Reasons for the increases abound. In general, whenever government inserts itself into the private market and overrules what individuals would decide on their own to do about meeting their own personal health care needs, there will be inevitable distortions and unintended consequences. Second, the generic plans provide services that many don’t need, even though they are required to pay for them. For example, how many young single men need maternity coverage, or newborn care, or pediatric services?
Then there are the assumptions insurance companies made in developing their initial premiums under ObamaCare, many of which aren’t being met. One of them — the assumption that 40 percent of new signups under the plan would be between ages 18 and 34 is turning out to be way off the mark.
In addition, to stay within the premium guidelines, insurance companies were forced to increase deductibles and co-pays, which are essentially “after-the-fact” premium increases which won’t show up until an insured undergoes a procedure or partakes of a medical service.
Health insurance companies will be rolling out their new rates based upon the latest signups and their demographics over the summer. Many of them will discover that they have undercharged and will try to correct those mistakes by building surpluses into their new premium structures. So the surprises will keep coming.

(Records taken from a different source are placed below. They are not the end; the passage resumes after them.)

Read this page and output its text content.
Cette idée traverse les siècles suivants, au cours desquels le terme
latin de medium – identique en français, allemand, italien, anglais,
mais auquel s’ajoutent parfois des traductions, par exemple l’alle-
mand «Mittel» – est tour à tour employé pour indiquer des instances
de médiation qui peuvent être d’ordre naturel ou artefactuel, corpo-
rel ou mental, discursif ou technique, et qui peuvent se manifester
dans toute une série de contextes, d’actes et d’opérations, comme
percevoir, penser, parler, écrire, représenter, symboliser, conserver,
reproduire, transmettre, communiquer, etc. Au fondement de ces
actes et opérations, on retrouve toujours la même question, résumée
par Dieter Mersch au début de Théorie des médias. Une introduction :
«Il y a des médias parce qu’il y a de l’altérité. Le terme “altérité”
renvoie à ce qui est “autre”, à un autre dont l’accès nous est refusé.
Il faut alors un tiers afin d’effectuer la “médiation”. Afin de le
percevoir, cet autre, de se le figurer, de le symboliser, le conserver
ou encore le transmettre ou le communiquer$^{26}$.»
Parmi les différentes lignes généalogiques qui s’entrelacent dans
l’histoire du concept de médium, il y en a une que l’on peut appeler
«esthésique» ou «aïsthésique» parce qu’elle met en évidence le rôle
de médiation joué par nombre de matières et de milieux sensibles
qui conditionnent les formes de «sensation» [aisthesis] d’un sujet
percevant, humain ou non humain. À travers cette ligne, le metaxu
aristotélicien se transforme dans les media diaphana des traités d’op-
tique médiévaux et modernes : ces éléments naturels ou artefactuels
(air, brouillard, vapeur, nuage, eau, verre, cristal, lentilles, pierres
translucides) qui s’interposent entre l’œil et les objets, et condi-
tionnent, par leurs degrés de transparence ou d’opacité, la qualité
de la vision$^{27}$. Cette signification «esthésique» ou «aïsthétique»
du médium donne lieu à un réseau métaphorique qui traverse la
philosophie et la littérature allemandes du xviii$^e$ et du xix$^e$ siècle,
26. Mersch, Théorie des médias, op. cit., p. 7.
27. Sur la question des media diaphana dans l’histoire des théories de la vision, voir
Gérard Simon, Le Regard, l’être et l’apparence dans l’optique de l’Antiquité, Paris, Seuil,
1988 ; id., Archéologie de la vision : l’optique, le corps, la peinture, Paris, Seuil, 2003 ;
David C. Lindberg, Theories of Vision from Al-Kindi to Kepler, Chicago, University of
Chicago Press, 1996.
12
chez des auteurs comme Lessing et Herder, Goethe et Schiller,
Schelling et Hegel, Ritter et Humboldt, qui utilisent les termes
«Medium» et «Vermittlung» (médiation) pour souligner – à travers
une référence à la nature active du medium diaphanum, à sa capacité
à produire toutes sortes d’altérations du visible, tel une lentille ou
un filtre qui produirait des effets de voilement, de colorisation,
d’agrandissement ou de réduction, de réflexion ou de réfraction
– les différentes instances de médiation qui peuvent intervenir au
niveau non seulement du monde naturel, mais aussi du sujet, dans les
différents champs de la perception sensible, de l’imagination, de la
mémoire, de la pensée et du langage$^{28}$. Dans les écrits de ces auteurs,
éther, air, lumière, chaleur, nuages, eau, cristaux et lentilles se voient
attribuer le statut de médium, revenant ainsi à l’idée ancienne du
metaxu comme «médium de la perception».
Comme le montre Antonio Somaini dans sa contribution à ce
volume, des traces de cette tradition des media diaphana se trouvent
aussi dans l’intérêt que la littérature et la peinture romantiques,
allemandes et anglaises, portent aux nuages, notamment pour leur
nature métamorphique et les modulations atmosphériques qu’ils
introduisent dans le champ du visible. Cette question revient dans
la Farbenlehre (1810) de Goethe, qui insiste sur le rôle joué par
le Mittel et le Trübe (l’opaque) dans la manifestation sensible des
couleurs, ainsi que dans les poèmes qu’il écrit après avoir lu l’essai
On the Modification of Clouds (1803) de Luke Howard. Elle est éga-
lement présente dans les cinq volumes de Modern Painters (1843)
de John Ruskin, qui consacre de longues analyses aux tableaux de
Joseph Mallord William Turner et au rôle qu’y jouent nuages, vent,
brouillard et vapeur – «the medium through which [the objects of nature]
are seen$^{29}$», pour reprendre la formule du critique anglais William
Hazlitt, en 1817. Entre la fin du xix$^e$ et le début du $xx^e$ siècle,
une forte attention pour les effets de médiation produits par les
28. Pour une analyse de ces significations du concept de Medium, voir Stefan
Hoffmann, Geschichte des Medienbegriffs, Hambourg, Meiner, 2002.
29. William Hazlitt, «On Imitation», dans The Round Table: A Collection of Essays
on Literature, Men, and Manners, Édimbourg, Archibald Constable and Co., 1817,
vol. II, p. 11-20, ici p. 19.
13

One of those surprises may just impact negatively precisely those politicians who voted for ObamaCare — Democrats all — who are running for reelection in November. By then, all the numbers will be in, and the insureds who are also voters will know exactly what to do when they enter the polling booth. For example, in Iowa, which hosts the first presidential caucus in the country, rates are expected to more than double for many individuals buying ObamaCare on the exchanges and by large double digits for those covered through their employers.